The whole system of "penance" and "merit" is unscriptural. Despite a millennium and-a-half of theologizing, there is still no evidence that God ever expected men and women to earn salvation by living perfect lives, whether in a "covenant of works" or otherwise. The New Testament consistently portrays eternal life as a "free gift" (Rom. 6:23) and emphasizes that God is not obliged to grant eternal life, but that he chooses to grant eternal life (1 Cor. 1:21; Eph. 1:5; Col. 1:20,21). Salvation is not a commodity to be purchased by merit: "Now to one who works, wages are not reckoned as a gift but as something due" (Rom. 4:4, NRSV).

This actually runs contrary to what many Protestant systematic theologies tell us. We are frequently told that we cannot merit eternal life because we failed to do that in Adam, our federal or natural head whose original sin is imputed to us. For that reason we must rest on the merits of the Second Adam who did earn eternal life by his works. Jesus' merits are imputed to us, and that is the basis of our salvation. Scriptural support for this theory is tenuous at best; it is articulated and defended by a handful of proof-texts and a great deal of philosophizing.

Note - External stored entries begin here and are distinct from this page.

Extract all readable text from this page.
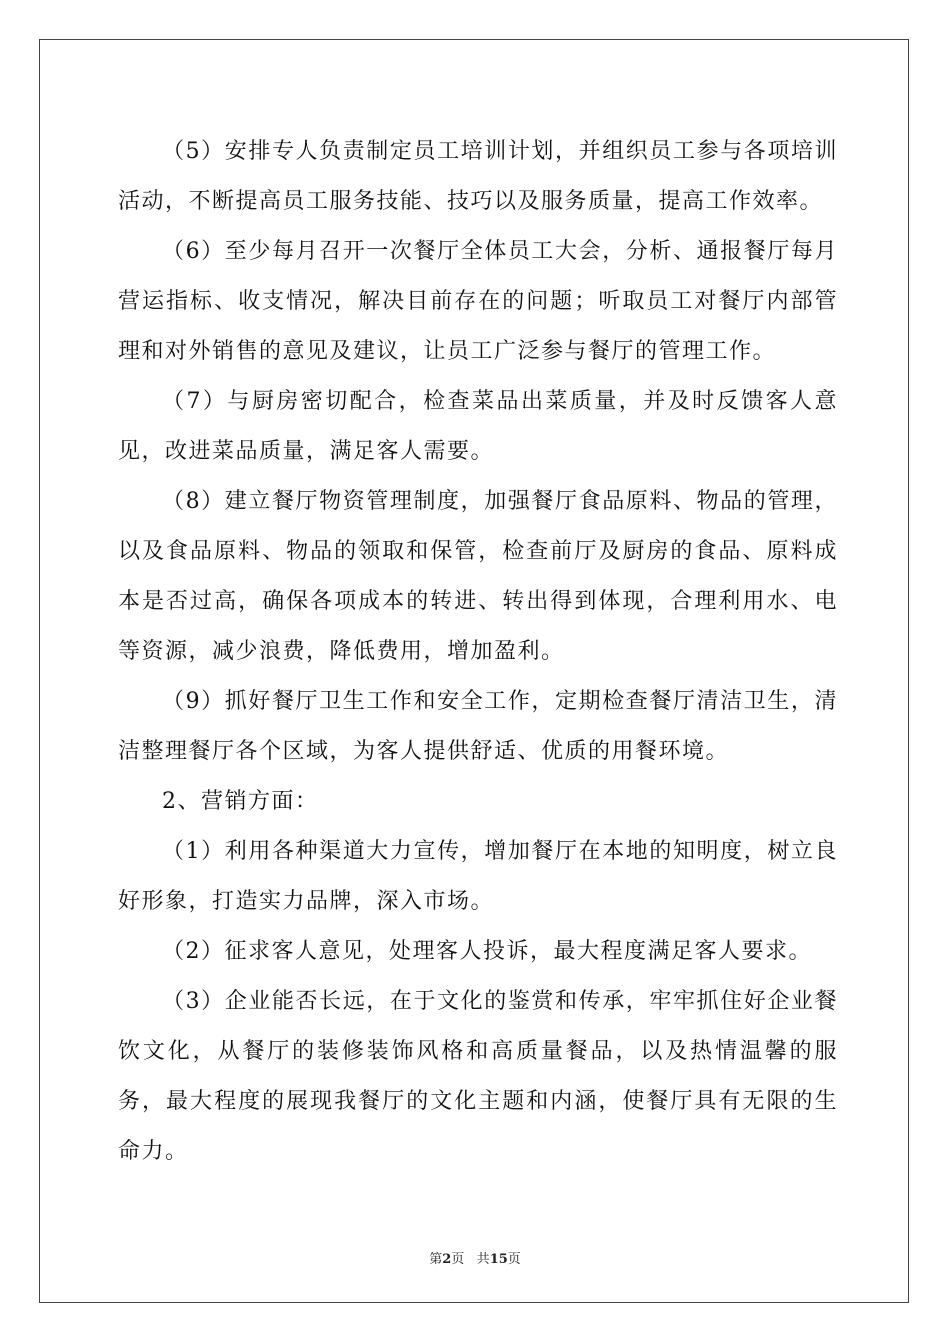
（5）安排专人负责制定员工培训计划，并组织员工参与各项培训活动，不断提高员工服务技能、技巧以及服务质量，提高工作效率。

（6）至少每月召开一次餐厅全体员工大会，分析、通报餐厅每月营运指标、收支情况，解决目前存在的问题；听取员工对餐厅内部管理和对外销售的意见及建议，让员工广泛参与餐厅的管理工作。

（7）与厨房密切配合，检查菜品出菜质量，并及时反馈客人意见，改进菜品质量，满足客人需要。

（8）建立餐厅物资管理制度，加强餐厅食品原料、物品的管理，以及食品原料、物品的领取和保管，检查前厅及厨房的食品、原料成本是否过高，确保各项成本的转进、转出得到体现，合理利用水、电等资源，减少浪费，降低费用，增加盈利。

（9）抓好餐厅卫生工作和安全工作，定期检查餐厅清洁卫生，清洁整理餐厅各个区域，为客人提供舒适、优质的用餐环境。

2、营销方面：

（1）利用各种渠道大力宣传，增加餐厅在本地的知明度，树立良好形象，打造实力品牌，深入市场。

（2）征求客人意见，处理客人投诉，最大程度满足客人要求。

（3）企业能否长远，在于文化的鉴赏和传承，牢牢抓住好企业餐饮文化，从餐厅的装修装饰风格和高质量餐品，以及热情温馨的服务，最大程度的展现我餐厅的文化主题和内涵，使餐厅具有无限的生命力。

第2页 共15页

The New Testament may not speak of the imputation of Christ's merits, but does it not speak of the imputation of Christ's righteousness? That language is used in some translations. The word "impute" in various forms is used fifteen times in the King James Version, six times in Romans 4 alone. (More recent translations tend to use the word "reckon.") But does this term bear a forensic sense only? Consider Romans 4:8, a citation of Psalm 32:2: "Blessed is the man to whom the Lord will not impute sin" (KJV). Does this imply that God may "impute" or ascribe sin to an innocent man? Consider the remainder of Psalm 32:2: "...and in whose spirit there is no deceit" (NRSV). God does not "impute" or "reckon" as sinful the man who is not sinful. If God "imputes" (ascribes) righteousness to us or "reckons" us as righteous, it is because we are righteous; and if we are righteous, it is because God made us so in Christ through the sanctifying work of his Holy Spirit. "Little children, let no one deceive you. Everyone who does what is right is righteous, just as he is righteous" (1 John 3:7).

There is a Greek word for "impute" that would very well bear the Protestant sense. That word is ellogeo and it means "to put on account." It is used in Philemon 18, where Paul writes to Philemon about the slave Onesimus: "If he has wronged you in any way, or owes you anything, charge that to my account." It is also used in Romans 5:13, but every other key verse in this portion of Romans uses the term logizomai which means, again, "to reckon."

 

Conclusion

God freely grants holiness and salvation to those who ask for forgiveness and desire to obey him. Of course we will not obey him perfectly; hence the promise of ongoing forgiveness (1 John 1:9).

What is the Scriptural truth about justification? It is very simply that God forgives us of our sins and makes us into better people.

 

Notes

1Henry C. Thiessen, Lectures in Systematic Theology (Grand Rapids, MI: Wm. B. Eerdmans Pub. Co., Inc.), 1949, rev. 1979, p. 275, emphasis mine.

2John Wesley, Forty-Four Sermons (London: The Epworth Press), 1944, p. 53.

3Wesley, Journal, Monday, June 15, 1741, cited in Donald W. Dayton, "Law and Gospel in the Wesleyan Tradition," Grace Theological Journal, Fall 1991, Vol. 12, No. 2, p. 237.

4Cited in the Catechism of the Catholic Church (Liguouri, MO: Liguouri Publications), 1994, p. 482.

5T.C. Hammond, In Understanding Be Men (Downers Grove, IL: Inter-Varsity Press), 1936, rep. 1974, p. 142.

6Catechism of the Catholic Church, p. 482.